Si l’hébergement est le principal sujet évoqué ici, il ne faut pas non plus négliger le choix des solutions logicielles mis à disposition des salariés dans leur vie de tous les jours. Ici, il ne s’agit pas d’un problème de softs disponibles sur le marché. Il s’agit plutôt d’un problème de culture de l’informatique. Pourquoi ne travailler que sur des OS propriétaires verrouillés ? Pourquoi acheter des suites bureautiques bourrées d’options quand on peut opter pour des alternatives transparentes et mieux taillées pour des utilisateurs non-experts ? Tout simplement parce que nous sommes acculturés depuis l’enfance à Microsoft et Google.

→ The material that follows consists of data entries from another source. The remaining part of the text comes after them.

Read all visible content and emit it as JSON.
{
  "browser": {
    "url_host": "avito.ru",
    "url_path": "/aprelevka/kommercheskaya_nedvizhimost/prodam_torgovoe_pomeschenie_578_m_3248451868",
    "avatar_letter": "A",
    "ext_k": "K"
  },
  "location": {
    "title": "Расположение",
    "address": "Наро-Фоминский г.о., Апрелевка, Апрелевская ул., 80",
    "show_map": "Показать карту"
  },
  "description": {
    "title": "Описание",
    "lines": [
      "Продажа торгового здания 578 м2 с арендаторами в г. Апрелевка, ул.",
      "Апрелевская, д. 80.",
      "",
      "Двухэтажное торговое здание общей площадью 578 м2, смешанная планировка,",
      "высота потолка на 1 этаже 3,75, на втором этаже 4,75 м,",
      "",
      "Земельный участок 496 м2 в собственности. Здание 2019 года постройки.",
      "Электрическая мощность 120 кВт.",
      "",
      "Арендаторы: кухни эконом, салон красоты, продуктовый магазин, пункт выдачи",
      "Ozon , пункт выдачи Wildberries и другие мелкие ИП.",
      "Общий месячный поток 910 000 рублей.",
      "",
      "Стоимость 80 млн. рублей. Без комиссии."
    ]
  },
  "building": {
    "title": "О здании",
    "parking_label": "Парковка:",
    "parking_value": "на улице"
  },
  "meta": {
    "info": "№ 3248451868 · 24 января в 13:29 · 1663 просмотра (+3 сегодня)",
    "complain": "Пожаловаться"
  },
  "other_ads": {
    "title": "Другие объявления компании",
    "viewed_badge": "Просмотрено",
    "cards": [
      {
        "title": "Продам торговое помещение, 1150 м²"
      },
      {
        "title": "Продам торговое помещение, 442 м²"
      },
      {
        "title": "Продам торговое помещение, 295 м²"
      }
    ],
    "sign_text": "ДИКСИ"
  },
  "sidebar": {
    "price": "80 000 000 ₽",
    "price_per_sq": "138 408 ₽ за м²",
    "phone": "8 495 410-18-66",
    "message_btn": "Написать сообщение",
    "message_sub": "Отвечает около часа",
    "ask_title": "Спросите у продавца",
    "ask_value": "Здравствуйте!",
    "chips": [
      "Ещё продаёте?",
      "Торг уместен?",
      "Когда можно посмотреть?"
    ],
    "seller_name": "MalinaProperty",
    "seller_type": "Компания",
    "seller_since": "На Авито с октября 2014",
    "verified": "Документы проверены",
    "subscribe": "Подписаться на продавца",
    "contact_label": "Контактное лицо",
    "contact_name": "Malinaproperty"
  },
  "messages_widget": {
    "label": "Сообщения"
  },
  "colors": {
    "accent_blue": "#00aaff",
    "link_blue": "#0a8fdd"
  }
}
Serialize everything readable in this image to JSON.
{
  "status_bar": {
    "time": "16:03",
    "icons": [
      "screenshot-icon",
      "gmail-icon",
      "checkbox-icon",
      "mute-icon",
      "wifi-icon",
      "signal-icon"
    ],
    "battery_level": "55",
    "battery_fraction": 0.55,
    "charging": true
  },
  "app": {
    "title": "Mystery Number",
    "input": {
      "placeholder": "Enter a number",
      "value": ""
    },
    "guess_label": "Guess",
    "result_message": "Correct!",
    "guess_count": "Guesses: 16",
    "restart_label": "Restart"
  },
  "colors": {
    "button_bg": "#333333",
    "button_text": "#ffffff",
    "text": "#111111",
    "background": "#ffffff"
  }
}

Quelques collectivités et ministères ont déjà fait le choix de l’utilisation de logiciels libres ayant saisi tout l’enjeu, notamment financier, de ce critère. De nombreuses sociétés françaises, à l’image de FactorFX, éditent, intègrent et maintiennent ces solutions. Celles-ci ont aujourd’hui besoin d’un appui fort de l’État pour se faire connaitre et surtout convaincre les utilisateurs de l’intérêt d’oublier son stockage Google Drive et sa boîte Outlook.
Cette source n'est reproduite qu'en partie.